La mayoría de los jóvenes ingresa a la vida religiosa con una frágil noción de sí mismos, demasiado atentos a sus defectos y muy autocríticos e inseguros. La experiencia familiar, mayoritariamente, se centra en la crítica negativa, en las comparaciones descalificadoras, en la propuesta de modelos idealizados o de normas de alta exigencia y rigidez.

En estos casos, reeducar una actitud de auto aceptación requiere que en las relaciones comunitarias se viva un clima que facilite el reconocimiento positivo, la valoración de los cambios y éxitos, la aceptación de las dificultades y conflictos, habituales en el camino hacia la madurez.

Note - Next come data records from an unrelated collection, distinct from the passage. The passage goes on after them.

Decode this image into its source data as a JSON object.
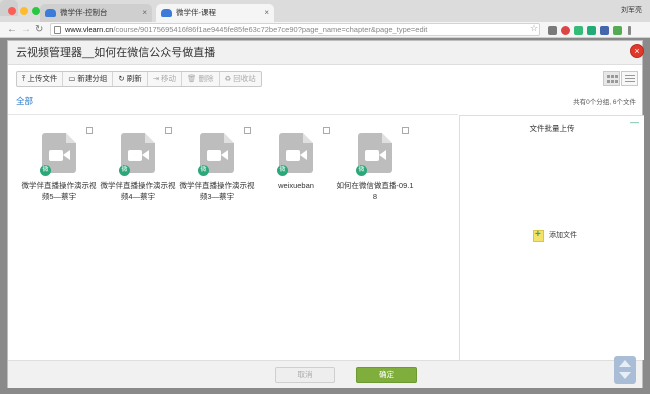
{
  "browser": {
    "tabs": [
      {
        "label": "微学伴-控制台"
      },
      {
        "label": "微学伴-课程"
      }
    ],
    "user": "刘军亮",
    "url_host": "www.vlearn.cn",
    "url_rest": "/course/90175695416f86f1ae9445fe85fe63c72be7ce90?page_name=chapter&page_type=edit"
  },
  "modal": {
    "title": "云视频管理器__如何在微信公众号做直播",
    "toolbar": {
      "upload": "上传文件",
      "new_group": "新建分组",
      "refresh": "刷新",
      "move": "移动",
      "delete": "删除",
      "recycle": "回收站"
    },
    "breadcrumb": "全部",
    "counts": "共有0个分组, 6个文件",
    "files": [
      {
        "name": "微学伴直播操作演示视频5—蔡宇",
        "badge": "微"
      },
      {
        "name": "微学伴直播操作演示视频4—蔡宇",
        "badge": "微"
      },
      {
        "name": "微学伴直播操作演示视频3—蔡宇",
        "badge": "微"
      },
      {
        "name": "weixueban",
        "badge": "微"
      },
      {
        "name": "如何在微信做直播-09.18",
        "badge": "微"
      }
    ],
    "upload_panel": {
      "title": "文件批量上传",
      "minimize": "—",
      "add_file": "添加文件"
    },
    "footer": {
      "cancel": "取消",
      "confirm": "确定"
    }
  },
  "colors": {
    "accent_green": "#7fae3d",
    "badge_green": "#2ca779",
    "link_blue": "#2a7acb",
    "close_red": "#e2382b"
  }
}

Algunos signos de madurez son:

Sentirse valiosos como cualquier persona, confiar en sí mismos, en las propias ideas, sentimientos, impulsos y corporalidad, permitirse una expresión sin temor, sentir y saber que puede y debe fallar, que la riqueza del cambio personal surge  de los conflictos. Facilitarse a sí mismo un tiempo de espera, de paciencia con las fragilidades, pues la ansiedad y el apremio por los cambios mantienen el conflicto. Cortar así la autocrítica, las culpas, el descontento, la rabia, que si se dan en exceso o en forma continua, conducen al desánimo, a la desilusión, al hábito de juzgarse y juzgar a los otros, enraizándose un estado llamado “desesperanza”.